There are many techniques that lenders have used for some time and are consistently tweaking for better results. One example is “low and grow”, where lenders approve marginally risker applicants, but for fairly small amounts, growing exposure over time only for the accounts who demonstrate a track record of repayment. Other strategies are too numerous/complex to discuss here and are probably a subject for a future post.

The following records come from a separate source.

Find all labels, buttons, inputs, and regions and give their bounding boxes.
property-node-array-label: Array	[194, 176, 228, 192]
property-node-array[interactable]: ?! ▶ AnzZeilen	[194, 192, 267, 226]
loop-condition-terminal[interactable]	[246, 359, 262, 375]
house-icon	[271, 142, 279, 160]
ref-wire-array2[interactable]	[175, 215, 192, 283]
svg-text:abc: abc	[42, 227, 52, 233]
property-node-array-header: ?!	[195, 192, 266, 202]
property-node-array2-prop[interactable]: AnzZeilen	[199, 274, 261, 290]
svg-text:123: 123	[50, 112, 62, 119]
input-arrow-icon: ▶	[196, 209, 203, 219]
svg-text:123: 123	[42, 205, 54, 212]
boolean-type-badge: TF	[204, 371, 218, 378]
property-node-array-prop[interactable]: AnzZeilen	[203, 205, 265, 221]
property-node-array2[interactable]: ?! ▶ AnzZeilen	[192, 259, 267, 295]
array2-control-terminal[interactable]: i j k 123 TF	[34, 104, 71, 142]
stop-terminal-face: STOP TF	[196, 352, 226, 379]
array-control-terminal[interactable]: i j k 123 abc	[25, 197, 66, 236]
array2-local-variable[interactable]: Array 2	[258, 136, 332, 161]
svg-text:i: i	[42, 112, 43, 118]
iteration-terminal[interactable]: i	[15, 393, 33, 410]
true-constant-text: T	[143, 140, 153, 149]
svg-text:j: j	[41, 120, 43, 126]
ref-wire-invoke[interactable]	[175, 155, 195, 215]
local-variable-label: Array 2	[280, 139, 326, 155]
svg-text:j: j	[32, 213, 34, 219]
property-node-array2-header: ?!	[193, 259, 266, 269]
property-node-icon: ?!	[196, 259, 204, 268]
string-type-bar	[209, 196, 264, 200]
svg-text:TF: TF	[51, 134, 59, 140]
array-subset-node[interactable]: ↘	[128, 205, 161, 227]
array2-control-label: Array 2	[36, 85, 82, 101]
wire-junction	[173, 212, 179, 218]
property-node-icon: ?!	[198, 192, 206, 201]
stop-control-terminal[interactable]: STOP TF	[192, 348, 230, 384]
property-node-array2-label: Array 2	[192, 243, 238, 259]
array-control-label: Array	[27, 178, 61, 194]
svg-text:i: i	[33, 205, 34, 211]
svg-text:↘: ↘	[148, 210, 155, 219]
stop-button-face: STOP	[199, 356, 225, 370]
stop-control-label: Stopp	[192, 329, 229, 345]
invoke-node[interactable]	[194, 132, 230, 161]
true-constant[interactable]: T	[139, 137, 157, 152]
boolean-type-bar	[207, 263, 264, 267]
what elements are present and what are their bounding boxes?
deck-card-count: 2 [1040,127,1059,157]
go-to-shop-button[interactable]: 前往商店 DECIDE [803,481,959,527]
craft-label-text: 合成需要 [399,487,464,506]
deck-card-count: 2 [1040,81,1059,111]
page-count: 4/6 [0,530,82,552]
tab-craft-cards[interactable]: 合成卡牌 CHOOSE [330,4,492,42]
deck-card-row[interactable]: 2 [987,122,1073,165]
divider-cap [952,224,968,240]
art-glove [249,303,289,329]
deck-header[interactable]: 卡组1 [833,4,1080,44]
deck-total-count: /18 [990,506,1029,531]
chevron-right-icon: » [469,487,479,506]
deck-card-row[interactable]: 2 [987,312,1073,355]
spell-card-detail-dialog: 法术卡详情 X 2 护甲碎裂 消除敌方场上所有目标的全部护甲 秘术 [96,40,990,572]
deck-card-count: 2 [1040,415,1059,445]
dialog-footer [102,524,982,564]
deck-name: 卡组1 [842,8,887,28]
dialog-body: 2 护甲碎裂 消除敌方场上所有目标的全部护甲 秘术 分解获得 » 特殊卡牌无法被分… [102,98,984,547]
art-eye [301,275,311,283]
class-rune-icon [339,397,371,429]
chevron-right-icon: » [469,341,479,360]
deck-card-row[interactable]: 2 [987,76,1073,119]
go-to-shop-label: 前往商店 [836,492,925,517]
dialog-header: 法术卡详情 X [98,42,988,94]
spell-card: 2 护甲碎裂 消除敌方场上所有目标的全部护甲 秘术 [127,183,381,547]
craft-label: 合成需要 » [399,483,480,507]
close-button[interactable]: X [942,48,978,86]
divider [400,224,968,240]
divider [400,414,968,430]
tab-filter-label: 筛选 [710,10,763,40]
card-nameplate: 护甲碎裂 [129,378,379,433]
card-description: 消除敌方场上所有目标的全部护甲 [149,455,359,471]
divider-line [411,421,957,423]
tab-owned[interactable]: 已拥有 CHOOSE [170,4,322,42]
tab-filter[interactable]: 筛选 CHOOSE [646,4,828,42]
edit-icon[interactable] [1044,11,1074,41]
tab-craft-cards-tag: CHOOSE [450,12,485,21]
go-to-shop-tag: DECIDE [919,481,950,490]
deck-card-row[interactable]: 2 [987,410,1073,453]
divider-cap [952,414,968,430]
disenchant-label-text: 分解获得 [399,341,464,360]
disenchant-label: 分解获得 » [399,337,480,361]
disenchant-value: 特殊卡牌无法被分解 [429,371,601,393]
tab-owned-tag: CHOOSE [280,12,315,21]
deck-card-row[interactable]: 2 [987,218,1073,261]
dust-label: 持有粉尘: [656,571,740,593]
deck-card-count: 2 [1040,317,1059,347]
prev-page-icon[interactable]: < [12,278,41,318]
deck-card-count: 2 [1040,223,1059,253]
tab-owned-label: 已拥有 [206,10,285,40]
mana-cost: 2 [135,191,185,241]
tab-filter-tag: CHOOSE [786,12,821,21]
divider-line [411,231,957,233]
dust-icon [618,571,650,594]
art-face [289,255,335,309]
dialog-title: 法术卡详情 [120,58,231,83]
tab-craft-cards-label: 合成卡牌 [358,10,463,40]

Often overlooked, however, is the fact that customer experience can be one of a lender’s greatest risk management assets. Lenders who provide a unique and differentiated experience for their borrowers can make responsible payment the ‘default’ behavior. They can build favorable brand associations and engender the kind of loyalty that makes customers more likely to want to maintain a positive relationship. For example, product experiences can be structured to be aware of a borrower’s financial situation, potentially adjusting credit availability and payment terms dynamically. Customers in a situation of financial stress usually owe money to multiple creditors. Lenders who identify the issue early, engage with the customer proactively with respect, and work to craft a repayment plan that works for both parties will find themselves at the top of the payment hierarchy***. Furthermore, customer experience is the one truly unbounded competitive advantage in lending, something that can always get better and better with no limit (whereas e.g. your operation can get more efficient, but your opex will never be zero).
I’ll always appreciate the lesson of the dolphin in the tuna net. Putting customer considerations at the forefront allows lenders to build a strong brand, expand access to credit, and earn not just the qualitative loyalty but also the repayment behavior of your customers. Through providing customers with the right product, at the right time, with the right terms, and giving them an experience that treats them with respect, gratitude, and transparency, the best lenders can rise above the fray.
Footnotes:
*Real-life credit policy development is a complex and somewhat fascinating exercise in constrained multivariate optimization and applied systems theory.
**There are plenty of lending businesses with a 25% loss rate that are highly profitable due to their high pricing.
***Payment hierarchy refers to the order in which customers pay their bills, assuming a limited budget.